20.06.1932 gün ve 29/11 sayılı içtihadı birleştirme kararı ile Adalet Bakanının uygulamalardaki yanlışlıklardan başka esas ve hükme etkili usul yanlışlıklarından dolayı da hükmün bozulmasın için Yargıtay’a başvurulmak üzere Cumhuriyet Başsavcılığına yazılı emir vermeye yetkisi bulunduğu kabul edilmiştir.
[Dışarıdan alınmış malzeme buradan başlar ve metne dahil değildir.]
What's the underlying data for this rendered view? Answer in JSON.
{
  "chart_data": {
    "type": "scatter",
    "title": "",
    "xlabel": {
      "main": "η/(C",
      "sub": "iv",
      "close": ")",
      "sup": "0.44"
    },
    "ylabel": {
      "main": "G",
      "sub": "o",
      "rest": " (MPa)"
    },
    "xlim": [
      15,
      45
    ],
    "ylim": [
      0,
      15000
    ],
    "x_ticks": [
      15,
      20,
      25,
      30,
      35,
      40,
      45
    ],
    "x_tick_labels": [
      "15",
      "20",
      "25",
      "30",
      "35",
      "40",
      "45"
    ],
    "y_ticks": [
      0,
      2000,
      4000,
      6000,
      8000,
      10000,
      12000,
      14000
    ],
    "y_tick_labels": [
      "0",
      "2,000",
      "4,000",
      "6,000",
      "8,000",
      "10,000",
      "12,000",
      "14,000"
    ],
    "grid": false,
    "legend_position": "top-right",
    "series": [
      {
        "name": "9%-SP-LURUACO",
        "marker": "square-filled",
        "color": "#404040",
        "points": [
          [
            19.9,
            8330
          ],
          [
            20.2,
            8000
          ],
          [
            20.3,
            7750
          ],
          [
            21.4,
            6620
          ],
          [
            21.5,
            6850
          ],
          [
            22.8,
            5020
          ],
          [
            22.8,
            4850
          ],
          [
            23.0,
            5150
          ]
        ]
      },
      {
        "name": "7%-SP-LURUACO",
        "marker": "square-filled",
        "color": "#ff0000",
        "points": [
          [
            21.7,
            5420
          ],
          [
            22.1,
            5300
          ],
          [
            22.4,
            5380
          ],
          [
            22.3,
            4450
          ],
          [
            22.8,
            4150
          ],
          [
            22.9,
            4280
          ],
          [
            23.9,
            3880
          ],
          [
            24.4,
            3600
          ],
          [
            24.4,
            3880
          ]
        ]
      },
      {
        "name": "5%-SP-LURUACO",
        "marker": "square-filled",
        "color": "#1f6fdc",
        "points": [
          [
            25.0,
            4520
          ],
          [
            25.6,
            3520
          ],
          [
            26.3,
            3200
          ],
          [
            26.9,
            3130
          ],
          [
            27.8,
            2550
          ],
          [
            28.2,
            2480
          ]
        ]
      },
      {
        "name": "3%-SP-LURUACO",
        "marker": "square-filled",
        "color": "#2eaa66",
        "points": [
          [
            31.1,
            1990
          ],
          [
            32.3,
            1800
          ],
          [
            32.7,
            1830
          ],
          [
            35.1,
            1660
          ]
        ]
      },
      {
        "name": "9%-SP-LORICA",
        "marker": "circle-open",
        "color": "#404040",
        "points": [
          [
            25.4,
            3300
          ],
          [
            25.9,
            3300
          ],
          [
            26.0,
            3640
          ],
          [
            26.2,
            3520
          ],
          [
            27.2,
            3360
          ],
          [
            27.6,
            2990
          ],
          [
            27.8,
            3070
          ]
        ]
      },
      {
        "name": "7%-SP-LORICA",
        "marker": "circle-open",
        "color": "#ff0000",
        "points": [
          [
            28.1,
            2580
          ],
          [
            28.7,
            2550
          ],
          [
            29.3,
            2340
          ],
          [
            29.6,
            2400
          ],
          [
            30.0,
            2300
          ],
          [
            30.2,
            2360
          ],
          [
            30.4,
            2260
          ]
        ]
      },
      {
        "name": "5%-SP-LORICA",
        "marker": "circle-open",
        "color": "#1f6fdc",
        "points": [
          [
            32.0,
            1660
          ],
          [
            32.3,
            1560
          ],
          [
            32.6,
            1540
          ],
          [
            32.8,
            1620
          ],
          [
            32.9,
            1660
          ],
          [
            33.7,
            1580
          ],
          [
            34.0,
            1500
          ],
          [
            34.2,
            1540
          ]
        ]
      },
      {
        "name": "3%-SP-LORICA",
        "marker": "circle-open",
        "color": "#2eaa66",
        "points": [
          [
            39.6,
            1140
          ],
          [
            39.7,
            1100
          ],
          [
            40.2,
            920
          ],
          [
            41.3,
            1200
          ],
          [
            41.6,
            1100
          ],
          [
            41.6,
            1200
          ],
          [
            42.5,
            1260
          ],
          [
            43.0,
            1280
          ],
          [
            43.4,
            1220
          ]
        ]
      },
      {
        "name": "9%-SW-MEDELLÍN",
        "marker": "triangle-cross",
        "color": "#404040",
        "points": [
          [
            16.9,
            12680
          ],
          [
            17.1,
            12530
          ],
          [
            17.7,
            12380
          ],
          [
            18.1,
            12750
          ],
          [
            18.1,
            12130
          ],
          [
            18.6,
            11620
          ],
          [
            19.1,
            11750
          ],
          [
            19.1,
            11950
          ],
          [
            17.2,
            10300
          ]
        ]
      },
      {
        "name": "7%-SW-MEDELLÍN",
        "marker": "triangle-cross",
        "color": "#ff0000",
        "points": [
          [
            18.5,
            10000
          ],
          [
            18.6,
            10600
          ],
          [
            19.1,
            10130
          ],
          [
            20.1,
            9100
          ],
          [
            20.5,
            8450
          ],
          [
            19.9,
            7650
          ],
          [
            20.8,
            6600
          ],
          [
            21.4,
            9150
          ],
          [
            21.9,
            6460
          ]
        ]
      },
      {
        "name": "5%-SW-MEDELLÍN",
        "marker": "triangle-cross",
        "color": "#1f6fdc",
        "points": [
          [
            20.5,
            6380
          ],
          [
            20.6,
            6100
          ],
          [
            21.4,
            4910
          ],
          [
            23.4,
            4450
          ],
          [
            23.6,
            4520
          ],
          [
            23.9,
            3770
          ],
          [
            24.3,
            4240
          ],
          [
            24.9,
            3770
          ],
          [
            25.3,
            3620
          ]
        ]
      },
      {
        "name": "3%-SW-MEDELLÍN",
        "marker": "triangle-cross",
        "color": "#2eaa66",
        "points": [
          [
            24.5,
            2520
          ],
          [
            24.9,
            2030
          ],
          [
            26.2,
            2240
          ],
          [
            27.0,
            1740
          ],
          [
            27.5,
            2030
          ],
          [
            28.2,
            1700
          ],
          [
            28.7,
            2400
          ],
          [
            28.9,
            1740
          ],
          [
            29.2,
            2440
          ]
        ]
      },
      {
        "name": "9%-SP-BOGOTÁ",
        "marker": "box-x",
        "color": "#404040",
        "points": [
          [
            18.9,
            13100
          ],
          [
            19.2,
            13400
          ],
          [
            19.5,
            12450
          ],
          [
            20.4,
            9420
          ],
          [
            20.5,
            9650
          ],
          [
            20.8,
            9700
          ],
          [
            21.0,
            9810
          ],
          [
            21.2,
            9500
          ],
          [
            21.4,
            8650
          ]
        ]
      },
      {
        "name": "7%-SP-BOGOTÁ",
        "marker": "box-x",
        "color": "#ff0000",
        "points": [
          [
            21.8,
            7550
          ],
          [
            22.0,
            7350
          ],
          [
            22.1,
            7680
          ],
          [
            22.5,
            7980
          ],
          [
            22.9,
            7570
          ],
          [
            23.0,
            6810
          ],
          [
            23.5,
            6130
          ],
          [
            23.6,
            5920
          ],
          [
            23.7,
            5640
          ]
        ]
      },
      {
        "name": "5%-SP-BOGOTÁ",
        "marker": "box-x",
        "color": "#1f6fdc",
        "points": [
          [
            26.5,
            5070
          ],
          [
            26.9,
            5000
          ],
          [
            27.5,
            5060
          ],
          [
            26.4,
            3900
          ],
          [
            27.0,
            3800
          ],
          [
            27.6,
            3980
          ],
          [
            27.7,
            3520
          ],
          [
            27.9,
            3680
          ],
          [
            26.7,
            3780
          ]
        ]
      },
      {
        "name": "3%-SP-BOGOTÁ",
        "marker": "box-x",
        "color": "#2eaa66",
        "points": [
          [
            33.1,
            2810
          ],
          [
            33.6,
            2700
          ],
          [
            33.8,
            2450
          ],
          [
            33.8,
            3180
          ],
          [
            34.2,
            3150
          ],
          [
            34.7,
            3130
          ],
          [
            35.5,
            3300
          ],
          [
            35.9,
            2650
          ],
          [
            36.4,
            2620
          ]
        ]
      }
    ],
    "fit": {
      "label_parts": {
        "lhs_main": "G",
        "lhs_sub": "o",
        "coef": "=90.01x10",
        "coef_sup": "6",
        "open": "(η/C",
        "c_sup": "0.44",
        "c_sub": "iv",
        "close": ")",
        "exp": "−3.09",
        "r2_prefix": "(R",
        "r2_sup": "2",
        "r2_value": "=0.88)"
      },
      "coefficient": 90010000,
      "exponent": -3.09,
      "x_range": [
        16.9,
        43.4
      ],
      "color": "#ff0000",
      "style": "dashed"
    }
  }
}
Yukarıda açıklamaya çalıştığım doktrin ve Ceza Genel Kurulu kararları dikkate alındığında;
Kanun Yararına Bozma Yoluna gelinebilmesi için hukuka aykırılık ciddi ve esaslı boyutta olacak. Yani her hukuka aykırılık olmayacak uygulamada ülkede uygulama birliğini sağlayacak toplum açısından hukuki yarar bulunacak.
Kesin hüküm otoritesini sarsmamak için dar kapsamlı ve istisnai bir yol olarak kabul edilip olağan değil olağanüstü kanun yolu kabul edilerek bu yola başvurulabilmelidir.
Aksi takdirde sıradanlaşır. Olağan yasa yolu halini alır ki bu da kanun koyucunun amacına ters düşer. Öyle olsaydı kanun koyucu olağan kanun yolu başlığında düzenler. Olağanüstü kanun yolu adı altında düzenlenmezdi.
Yukarıda arz etmeye çalıştığımız görüşler çerçevesinde.
Belirtilen uygulama yanılgısının kanun yararına bozma yasa yoluyla incelenmesinin, toplum ve birey açısından hukuk yararına giderilmesi ve ülke sathında uygulama birliğine ulaşma amaçlarına erişme yönünde herhangi bir katkı sağlamayacağı; başka bir deyişle, anılan hukuka aykırılığın kanun yararına bozma yoluyla incelenmesinin topluma yani sanık haricinde hiç kimseyi bir yarar veya hukuk alemine herhangi bir yenilik getirmeyeceği anlaşıldığından Özel Daire tarafından bu hususla ilgili olarak kanun yararına bozma isteminin reddine karar verilmesinde bir isabetsizlik görülmediğinden Yargıtay Cumhuriyet Başsavcılığı itirazının reddine karar verilmesi düşüncesiyle yüksek çoğunluğun görüşüne iştirak etmemekteyiz.” görüşüyle,
Çoğunluk görüşüne katılmayan dört Ceza Genel Kurulu Üyesi de; itirazın reddine karar verilmesi gerektiği düşüncesiyle,
Karşı oy kullanmışlardır.
VI. KARAR
Açıklanan nedenlerle;
1- Yargıtay Cumhuriyet Başsavcılığı itirazının KABULÜNE,
2- Yargıtay 12. Ceza Dairesinin 04.10.2018 tarihli ve 4847-9200 sayılı kanun yararına bozma isteminin reddine ilişkin kararının KALDIRILMASINA,
3- Kanun yararına bozma konusunda bir karar verilmek üzere dosyanın Özel Daireye gönderilmek üzere Yargıtay Cumhuriyet Başsavcılığına TEVDİİNE, 21.06.2023 tarihinde yapılan müzakerede oy çokluğuyla karar verildi.